Artist talk: Sin Wai Kin
As part of the opening day of The Time of Our Lives, Accelerator invites you to a conversation between artist Sin Wai Kin and Therese Kellner, the exhibition’s curator.
Sin works with performance, moving image, installation, writing and print, but above all else, it is a practice of storytelling. In their work, there is an inherent concentration on the power of language over the personal and social body and a belief that the stories told about our realities also create it. They use speculative fiction to challenge normative knowledge production and cultural narratives. The binary categories that characterise our consciousness of ourselves and the world around us are disrupted through references and methods from science fiction, drag, Cantonese opera and popular culture. In Sin’s multifaceted world-building, characters, time, space, and narratives can behave with contradictions, mutations, transitions and glitches. The audience is invited to testimonies from spaces of liminality that go beyond gender and cultural dichotomies, between life and death, self and other, dream and awakening, fantasy and reality.
Saturday 19 October
The talk begins at 14:00 in the exhibition space
Duration: 1 hour
Language: English
Free entry, no registration required
About Sin Wai Kin
Sin Wai Kin (b. 1991, Toronto, CA) brings fantasy to life through storytelling in moving image, performance, writing, and print. Drawing on experiences of existing between binary categories, their work realises alternate worlds to describe lived experiences of desire, identification and consciousness.

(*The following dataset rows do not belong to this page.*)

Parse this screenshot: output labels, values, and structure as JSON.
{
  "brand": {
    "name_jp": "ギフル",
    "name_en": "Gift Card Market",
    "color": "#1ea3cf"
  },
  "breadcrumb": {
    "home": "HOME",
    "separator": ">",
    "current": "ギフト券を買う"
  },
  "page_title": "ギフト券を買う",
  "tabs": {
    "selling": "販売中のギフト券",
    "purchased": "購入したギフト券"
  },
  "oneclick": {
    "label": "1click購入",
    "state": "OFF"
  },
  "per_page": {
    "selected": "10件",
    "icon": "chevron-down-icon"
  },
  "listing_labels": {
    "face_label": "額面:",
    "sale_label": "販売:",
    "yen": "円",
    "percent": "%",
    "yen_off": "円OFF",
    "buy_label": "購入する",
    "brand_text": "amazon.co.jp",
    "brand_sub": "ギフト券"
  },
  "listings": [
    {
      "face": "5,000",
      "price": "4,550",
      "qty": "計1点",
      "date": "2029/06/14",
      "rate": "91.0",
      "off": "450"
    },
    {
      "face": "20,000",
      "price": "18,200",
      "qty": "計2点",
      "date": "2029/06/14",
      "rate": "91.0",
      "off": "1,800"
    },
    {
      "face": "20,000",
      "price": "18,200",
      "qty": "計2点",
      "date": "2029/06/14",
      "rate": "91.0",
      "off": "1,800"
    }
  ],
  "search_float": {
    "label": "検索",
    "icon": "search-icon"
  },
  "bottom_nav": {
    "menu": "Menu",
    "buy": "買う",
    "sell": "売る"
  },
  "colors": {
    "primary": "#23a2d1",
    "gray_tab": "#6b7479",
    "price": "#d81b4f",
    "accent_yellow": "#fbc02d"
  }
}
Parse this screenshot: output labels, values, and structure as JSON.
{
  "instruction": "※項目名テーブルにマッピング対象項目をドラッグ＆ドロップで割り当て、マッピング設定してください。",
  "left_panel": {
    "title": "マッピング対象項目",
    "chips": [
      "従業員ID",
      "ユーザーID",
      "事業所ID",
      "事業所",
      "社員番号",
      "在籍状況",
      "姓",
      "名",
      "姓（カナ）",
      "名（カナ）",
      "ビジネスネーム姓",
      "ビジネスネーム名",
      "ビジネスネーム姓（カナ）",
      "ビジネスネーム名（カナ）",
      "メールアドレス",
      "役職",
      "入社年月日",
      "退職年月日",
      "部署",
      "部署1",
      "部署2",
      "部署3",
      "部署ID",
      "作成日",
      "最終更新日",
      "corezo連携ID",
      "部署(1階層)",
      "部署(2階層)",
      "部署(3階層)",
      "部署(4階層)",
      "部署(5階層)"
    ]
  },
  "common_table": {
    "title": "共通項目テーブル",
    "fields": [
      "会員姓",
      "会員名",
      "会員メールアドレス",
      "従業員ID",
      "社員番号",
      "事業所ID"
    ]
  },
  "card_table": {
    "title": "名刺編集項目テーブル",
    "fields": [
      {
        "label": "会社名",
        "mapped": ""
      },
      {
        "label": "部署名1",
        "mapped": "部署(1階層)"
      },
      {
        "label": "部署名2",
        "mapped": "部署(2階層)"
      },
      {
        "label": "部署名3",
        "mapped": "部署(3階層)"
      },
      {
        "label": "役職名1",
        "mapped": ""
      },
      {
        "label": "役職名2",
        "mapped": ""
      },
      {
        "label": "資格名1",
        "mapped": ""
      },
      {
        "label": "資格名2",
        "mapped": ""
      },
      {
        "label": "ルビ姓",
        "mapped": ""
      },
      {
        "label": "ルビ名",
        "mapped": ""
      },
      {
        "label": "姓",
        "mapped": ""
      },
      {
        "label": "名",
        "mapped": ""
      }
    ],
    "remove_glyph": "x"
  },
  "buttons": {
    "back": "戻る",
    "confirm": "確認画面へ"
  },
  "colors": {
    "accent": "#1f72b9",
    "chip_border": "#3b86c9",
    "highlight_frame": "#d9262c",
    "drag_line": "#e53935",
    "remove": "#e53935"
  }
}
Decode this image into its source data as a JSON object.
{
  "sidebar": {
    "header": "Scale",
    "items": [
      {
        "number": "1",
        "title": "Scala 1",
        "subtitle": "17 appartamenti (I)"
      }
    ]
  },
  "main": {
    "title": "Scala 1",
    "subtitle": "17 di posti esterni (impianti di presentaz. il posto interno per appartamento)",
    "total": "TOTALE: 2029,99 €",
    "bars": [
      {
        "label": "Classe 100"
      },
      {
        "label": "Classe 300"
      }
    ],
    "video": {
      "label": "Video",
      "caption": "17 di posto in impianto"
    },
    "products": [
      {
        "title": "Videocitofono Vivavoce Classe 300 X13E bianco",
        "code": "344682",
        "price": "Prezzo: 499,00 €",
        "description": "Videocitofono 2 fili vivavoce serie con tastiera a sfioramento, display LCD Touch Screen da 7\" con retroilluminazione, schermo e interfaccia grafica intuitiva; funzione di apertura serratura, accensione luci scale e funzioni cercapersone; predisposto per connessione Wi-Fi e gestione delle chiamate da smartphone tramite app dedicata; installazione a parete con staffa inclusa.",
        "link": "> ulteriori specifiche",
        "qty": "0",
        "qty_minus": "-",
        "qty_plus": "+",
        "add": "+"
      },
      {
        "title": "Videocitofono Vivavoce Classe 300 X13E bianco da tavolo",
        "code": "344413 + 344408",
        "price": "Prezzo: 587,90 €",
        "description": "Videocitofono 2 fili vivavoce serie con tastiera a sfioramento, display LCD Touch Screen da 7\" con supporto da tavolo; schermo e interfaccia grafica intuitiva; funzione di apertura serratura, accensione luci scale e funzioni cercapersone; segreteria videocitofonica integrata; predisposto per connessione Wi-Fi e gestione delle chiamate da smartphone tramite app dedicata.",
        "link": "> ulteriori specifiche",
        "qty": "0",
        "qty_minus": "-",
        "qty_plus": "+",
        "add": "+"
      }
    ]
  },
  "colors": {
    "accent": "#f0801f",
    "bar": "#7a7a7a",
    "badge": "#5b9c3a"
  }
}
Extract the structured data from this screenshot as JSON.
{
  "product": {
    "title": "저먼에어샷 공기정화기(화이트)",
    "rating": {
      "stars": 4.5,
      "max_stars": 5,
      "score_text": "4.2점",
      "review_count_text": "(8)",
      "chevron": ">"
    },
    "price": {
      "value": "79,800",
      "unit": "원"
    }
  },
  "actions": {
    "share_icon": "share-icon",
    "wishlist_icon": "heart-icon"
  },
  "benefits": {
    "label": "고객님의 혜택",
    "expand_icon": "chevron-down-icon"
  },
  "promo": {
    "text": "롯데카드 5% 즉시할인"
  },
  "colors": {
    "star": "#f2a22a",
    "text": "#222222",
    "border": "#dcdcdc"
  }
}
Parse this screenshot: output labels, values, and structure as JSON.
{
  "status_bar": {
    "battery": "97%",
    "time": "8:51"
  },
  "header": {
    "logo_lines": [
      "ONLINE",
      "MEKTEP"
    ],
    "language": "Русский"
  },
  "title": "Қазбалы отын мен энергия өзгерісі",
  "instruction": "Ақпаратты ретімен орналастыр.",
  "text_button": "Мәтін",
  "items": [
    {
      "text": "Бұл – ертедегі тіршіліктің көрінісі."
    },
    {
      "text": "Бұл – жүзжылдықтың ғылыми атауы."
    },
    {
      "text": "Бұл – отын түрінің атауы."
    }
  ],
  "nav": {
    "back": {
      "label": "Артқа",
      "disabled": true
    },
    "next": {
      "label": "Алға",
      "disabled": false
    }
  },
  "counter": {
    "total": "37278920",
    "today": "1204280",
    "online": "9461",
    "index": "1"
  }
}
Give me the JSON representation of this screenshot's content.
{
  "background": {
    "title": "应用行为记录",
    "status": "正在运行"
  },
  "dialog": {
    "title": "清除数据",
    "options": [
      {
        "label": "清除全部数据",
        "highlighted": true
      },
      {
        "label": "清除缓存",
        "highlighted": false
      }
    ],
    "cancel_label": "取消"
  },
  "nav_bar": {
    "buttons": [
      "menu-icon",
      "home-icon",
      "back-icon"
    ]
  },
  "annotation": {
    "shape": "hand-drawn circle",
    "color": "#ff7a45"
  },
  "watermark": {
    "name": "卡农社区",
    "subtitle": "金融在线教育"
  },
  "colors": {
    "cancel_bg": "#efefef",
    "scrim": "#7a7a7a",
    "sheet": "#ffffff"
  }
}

The artist was awarded the 24th Baloise Art Prize at Art Basel 2023 and was nominated for the 2022 Turner Prize. The new work The Time of Our Lives will be shown in forthcoming solo exhibitions at Kunsthall Trondheim, Canal Projects NYC and Blindspot Gallery, Hong Kong all in 2025.
Sin Wai Kin has held solo exhibitions and performances at MUDAM, Luxembourg (2024); Buffalo AKG Art Museum, Buffalo(2024); Berkeley Art Museum & Pacific Film Archive, Berkeley (2023); Fondazione Memmo, Rome (2023); Somerset House, London (2022); Solomon R. Guggenheim Museum, New York (2022); Museum of Contemporary Art, Zagreb (2020) Palais de Tokyo (Paris, 2019), Serpentine Galleries, (London, 2019), and Taipei Contemporary Art Centre, Taipei (2018).
Their work is held in several major collections, including the Tate Collection, the British Museum – Prints and Drawings Department, London; the Buffalo AKG Art Museum, Buffalo; and M+ Museum, Hong Kong.